Orwell was concerned with the use of English to deliberately mislead and confuse, but what about readability? How readable is your writing? Many handbooks and journals on technical writing stress readability as highly desirable and advocate the use of readability formulas. I’m referring to Flesch’s reading ease scale and Gunning’s Fog Index. These formulas calculate how many syllables are in your words and how short your sentences are and tell you if you’re a good writer or not.

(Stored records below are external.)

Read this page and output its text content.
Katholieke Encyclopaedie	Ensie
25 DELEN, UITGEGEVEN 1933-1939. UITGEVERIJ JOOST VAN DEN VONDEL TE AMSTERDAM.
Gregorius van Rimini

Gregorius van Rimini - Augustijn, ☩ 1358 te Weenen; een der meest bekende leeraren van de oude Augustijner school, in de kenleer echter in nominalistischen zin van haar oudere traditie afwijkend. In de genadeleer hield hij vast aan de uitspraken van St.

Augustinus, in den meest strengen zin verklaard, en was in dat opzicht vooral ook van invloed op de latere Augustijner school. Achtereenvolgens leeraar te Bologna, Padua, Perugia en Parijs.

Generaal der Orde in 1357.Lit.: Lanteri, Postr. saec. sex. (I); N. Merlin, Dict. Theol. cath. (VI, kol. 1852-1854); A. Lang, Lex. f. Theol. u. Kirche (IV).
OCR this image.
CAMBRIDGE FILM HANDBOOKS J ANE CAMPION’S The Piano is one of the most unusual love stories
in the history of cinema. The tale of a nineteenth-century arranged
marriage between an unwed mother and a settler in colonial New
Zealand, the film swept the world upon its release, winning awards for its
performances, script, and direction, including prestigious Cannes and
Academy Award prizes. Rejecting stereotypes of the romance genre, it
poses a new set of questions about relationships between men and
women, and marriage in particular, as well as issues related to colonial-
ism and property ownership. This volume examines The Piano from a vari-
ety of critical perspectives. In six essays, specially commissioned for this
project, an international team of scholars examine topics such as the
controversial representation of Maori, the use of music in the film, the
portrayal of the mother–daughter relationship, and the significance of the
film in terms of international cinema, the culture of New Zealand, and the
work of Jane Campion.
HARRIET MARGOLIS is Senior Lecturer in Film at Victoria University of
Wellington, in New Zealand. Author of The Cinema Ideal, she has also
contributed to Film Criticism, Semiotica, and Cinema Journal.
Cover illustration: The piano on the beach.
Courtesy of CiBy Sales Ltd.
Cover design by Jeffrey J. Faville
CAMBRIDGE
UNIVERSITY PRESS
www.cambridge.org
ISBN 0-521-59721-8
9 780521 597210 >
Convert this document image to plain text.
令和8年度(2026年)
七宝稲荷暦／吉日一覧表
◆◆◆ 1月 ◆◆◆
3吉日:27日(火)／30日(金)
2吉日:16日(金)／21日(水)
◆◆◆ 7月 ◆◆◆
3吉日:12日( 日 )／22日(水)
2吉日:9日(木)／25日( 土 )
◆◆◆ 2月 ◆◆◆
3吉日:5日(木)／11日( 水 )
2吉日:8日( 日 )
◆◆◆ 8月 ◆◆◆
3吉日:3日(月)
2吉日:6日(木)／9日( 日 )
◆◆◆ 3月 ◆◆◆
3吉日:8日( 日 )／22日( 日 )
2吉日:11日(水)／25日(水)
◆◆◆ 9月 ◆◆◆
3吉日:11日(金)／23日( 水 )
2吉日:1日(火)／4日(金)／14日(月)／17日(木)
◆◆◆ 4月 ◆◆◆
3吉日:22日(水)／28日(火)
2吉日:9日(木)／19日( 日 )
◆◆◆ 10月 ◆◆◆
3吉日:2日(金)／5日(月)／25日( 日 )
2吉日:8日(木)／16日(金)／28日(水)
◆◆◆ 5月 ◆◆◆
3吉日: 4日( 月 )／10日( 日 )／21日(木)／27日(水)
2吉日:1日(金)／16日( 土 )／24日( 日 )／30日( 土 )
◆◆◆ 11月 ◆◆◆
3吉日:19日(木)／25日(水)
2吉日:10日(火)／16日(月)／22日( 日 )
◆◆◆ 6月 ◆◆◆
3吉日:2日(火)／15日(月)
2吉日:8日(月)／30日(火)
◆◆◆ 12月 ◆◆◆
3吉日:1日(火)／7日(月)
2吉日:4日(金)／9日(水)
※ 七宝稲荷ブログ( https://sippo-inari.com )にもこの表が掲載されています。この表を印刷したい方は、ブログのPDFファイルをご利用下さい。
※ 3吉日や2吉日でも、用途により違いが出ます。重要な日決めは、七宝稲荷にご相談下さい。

Unfortunately it’s not that simple, and if you’ve ever played scrabble, you’ll know that there’s plenty of really obscure two letter words out there. So a low syllable count doesn’t always indicate readability. Neither do short sentences; sometimes short sentences break thought flow and are easier to understand when connected to other sentences through a logical connector.
The moral of the story is: Don’t use computerized readability formulas to evaluate a piece of writing. The only way to determine whether a piece of writing is good or not is to consider the audience. What is the writer’s purpose and who is the writing intended for? If you bear these two questions in mind, evil, manipulative writing can quickly be rooted out. The plain language movement advocates this approach:
Plain language is language that is understandable. What is clear, or what is plain to your intended audience, can only be decided by the audience.
So plain English is not simple baby two-syllable English. It is simply a version tailored to be as readable as possible for those who you’re writing for, whether they be ESL students or Javascript programmers, who might be quite comfortable with a few five syllable words in every paragraph.